# Adding the currents of all pins

1. Feb 29, 2012

### Physicslearner500039

Hi all,

i have this clarification i have one voltage output card and it has got 8 output pins and each pin can source around 120mA (5V), but i have to drive one external circuit which requires around 1A. so my question is it possible to short all the 8 output pins so that i can get 8 * 120 = 960mA(~1A) from the pins? is this type of addition possible? In case if it is not possible to achieve this with voltage output card i also have the supplier giving current output card can i achieve the above requirement with current output card? If somebody can show a link of clearing all these concepts it will be great?

regards,
Satya

2. Mar 1, 2012

### Floid

In general, yes it is possible. The problem is that in reality all the 5V outputs won't really be 5V, so what ends up happening is the highest voltage output will tend to source most of the current because there is a voltage drop between it and the other 5V outputs.

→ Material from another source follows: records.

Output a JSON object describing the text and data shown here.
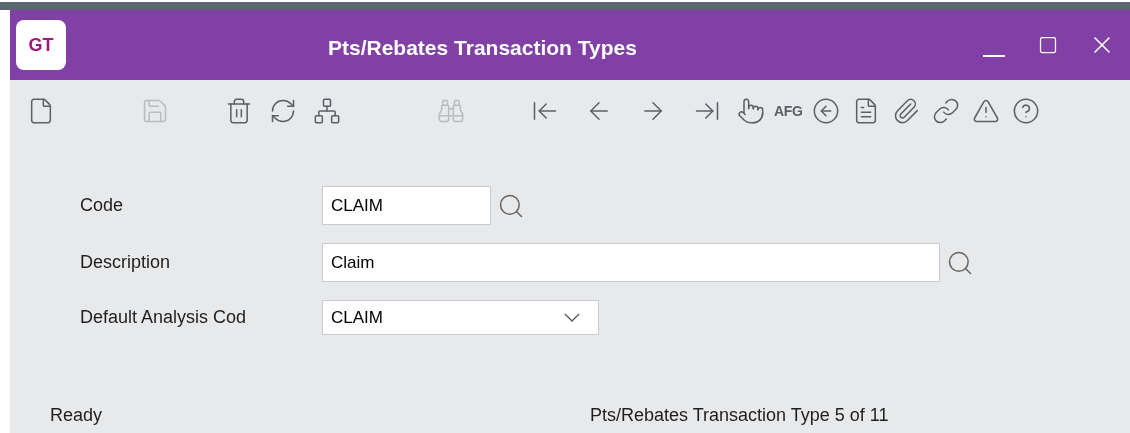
{
  "window": {
    "title": "Pts/Rebates Transaction Types",
    "logo": "GT"
  },
  "toolbar": [
    {
      "kind": "icon",
      "disabled": false
    },
    {
      "kind": "icon",
      "disabled": true
    },
    {
      "kind": "icon",
      "disabled": false
    },
    {
      "kind": "icon",
      "disabled": false
    },
    {
      "kind": "icon",
      "disabled": false
    },
    {
      "kind": "icon",
      "disabled": true
    },
    {
      "kind": "icon",
      "disabled": false
    },
    {
      "kind": "icon",
      "disabled": false
    },
    {
      "kind": "icon",
      "disabled": false
    },
    {
      "kind": "icon",
      "disabled": false
    },
    {
      "kind": "icon",
      "disabled": false
    },
    {
      "kind": "text",
      "label": "AFG",
      "disabled": false
    },
    {
      "kind": "icon",
      "disabled": false
    },
    {
      "kind": "icon",
      "disabled": false
    },
    {
      "kind": "icon",
      "disabled": false
    },
    {
      "kind": "icon",
      "disabled": false
    },
    {
      "kind": "icon",
      "disabled": false
    },
    {
      "kind": "icon",
      "disabled": false
    }
  ],
  "form": [
    {
      "kind": "lookup",
      "label": "Code",
      "value": "CLAIM"
    },
    {
      "kind": "lookup-wide",
      "label": "Description",
      "value": "Claim"
    },
    {
      "kind": "dropdown",
      "label": "Default Analysis Cod",
      "value": "CLAIM"
    }
  ],
  "status_bar": {
    "left": "Ready",
    "right": "Pts/Rebates Transaction Type 5 of 11"
  }
}
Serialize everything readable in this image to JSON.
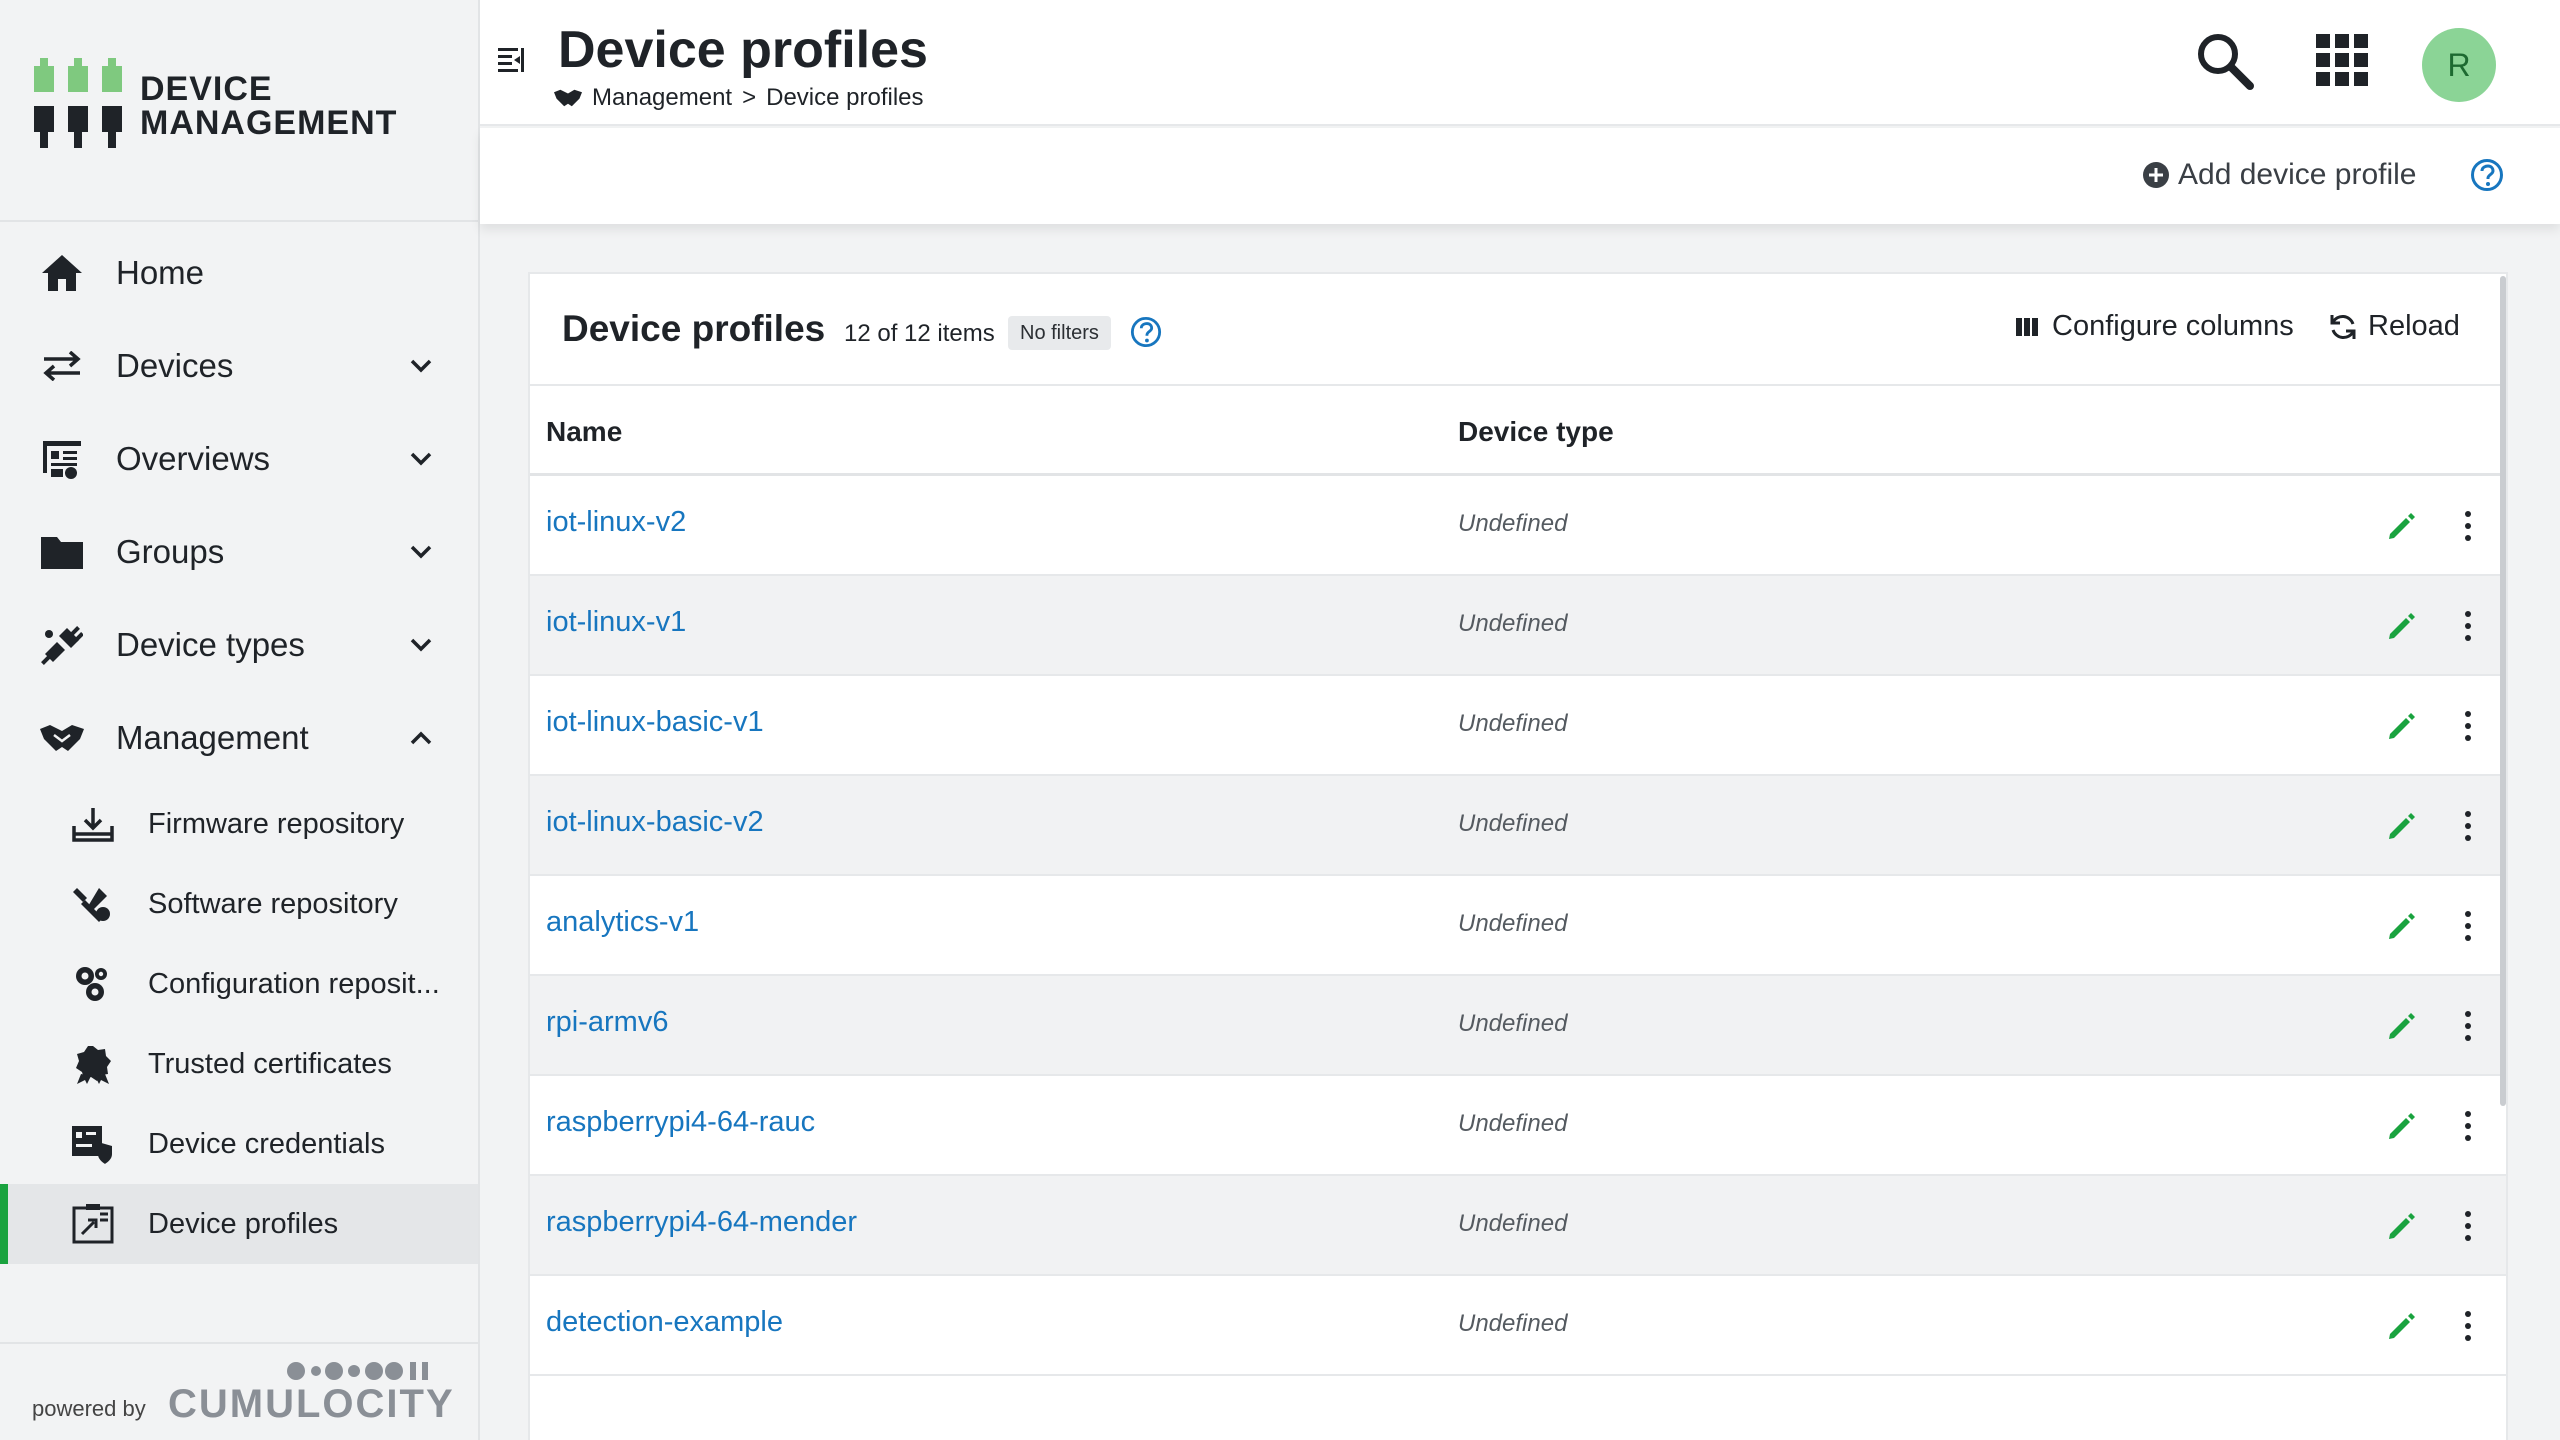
{
  "app": {
    "brand_line1": "DEVICE",
    "brand_line2": "MANAGEMENT",
    "accent_color": "#1aa33f",
    "link_color": "#1776bf"
  },
  "sidebar": {
    "items": [
      {
        "label": "Home",
        "icon": "home-icon",
        "expandable": false
      },
      {
        "label": "Devices",
        "icon": "arrows-exchange-icon",
        "expandable": true
      },
      {
        "label": "Overviews",
        "icon": "dashboard-icon",
        "expandable": true
      },
      {
        "label": "Groups",
        "icon": "folder-icon",
        "expandable": true
      },
      {
        "label": "Device types",
        "icon": "plug-icon",
        "expandable": true
      },
      {
        "label": "Management",
        "icon": "handshake-icon",
        "expandable": true,
        "expanded": true
      }
    ],
    "management_subitems": [
      {
        "label": "Firmware repository",
        "icon": "firmware-icon"
      },
      {
        "label": "Software repository",
        "icon": "software-icon"
      },
      {
        "label": "Configuration reposit...",
        "icon": "gears-icon"
      },
      {
        "label": "Trusted certificates",
        "icon": "certificate-icon"
      },
      {
        "label": "Device credentials",
        "icon": "credentials-icon"
      },
      {
        "label": "Device profiles",
        "icon": "device-profile-icon",
        "active": true
      }
    ],
    "powered_by": "powered by",
    "powered_brand": "CUMULOCITY"
  },
  "header": {
    "title": "Device profiles",
    "breadcrumb_parent": "Management",
    "breadcrumb_separator": ">",
    "breadcrumb_current": "Device profiles",
    "avatar_initial": "R"
  },
  "actionbar": {
    "add_label": "Add device profile"
  },
  "card": {
    "title": "Device profiles",
    "count": "12 of 12 items",
    "filter_badge": "No filters",
    "configure_columns": "Configure columns",
    "reload": "Reload",
    "columns": [
      "Name",
      "Device type"
    ],
    "rows": [
      {
        "name": "iot-linux-v2",
        "type": "Undefined"
      },
      {
        "name": "iot-linux-v1",
        "type": "Undefined"
      },
      {
        "name": "iot-linux-basic-v1",
        "type": "Undefined"
      },
      {
        "name": "iot-linux-basic-v2",
        "type": "Undefined"
      },
      {
        "name": "analytics-v1",
        "type": "Undefined"
      },
      {
        "name": "rpi-armv6",
        "type": "Undefined"
      },
      {
        "name": "raspberrypi4-64-rauc",
        "type": "Undefined"
      },
      {
        "name": "raspberrypi4-64-mender",
        "type": "Undefined"
      },
      {
        "name": "detection-example",
        "type": "Undefined"
      }
    ]
  }
}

Also, you would probably want to use a diode on each output so that the lower voltage outputs wouldn't draw current from the highest one (but then this introduces a voltage drop across the diode). You also run into a problem if you turn the power supplies off/on that if one turns on faster than the others it will have a current spike that will cause problems.

It may be a better idea to find a card able to source more current through a single output. Also, if you think you could need to source 1A I would make sure my supply can provide that plus a buffer (like at least 1.2-1.5A).

3. Mar 1, 2012

### StrykerTECH

Connecting all 8 output pins together to drive a single load introduces a host of problems. Putting diodes on each output pin, as Floid suggests, would be a good way to protect the card from this type of use.

You may find it easier to just connect 1 output pin to a 5V relay. Or you could connect one of the output pins to the base of a mosfet.

4. Mar 4, 2012

### Mike_In_Plano

Typically, you design to operate the pins at a derated current, i.e. 75% of max, then add an additional pin for redundancy.

This is not valid for hot socketing (connecting while under power).

If you're concerned about uneven current, you can ballast (add series resistance to) each pin by running a trace that has about 2x the rated pin resistance to each pin prior to joining the individual traces with a heavy trace.

An example:
You need 1 amp. Derated, you need 1/.75 ampacity, or 1.33 amp. If you're working with .125 amp connections with 15 milliohm each, you would need 1.33/.125 + 1 connections, or about 12.

If you were worried about uneven load distribution (which generally, I don't), then you'd want a 2X ballast resistance in series with each pin, or about 30 milliohm. Using 8 mil traces, and 1 oz copper, this comes to about .5" long trace per pin.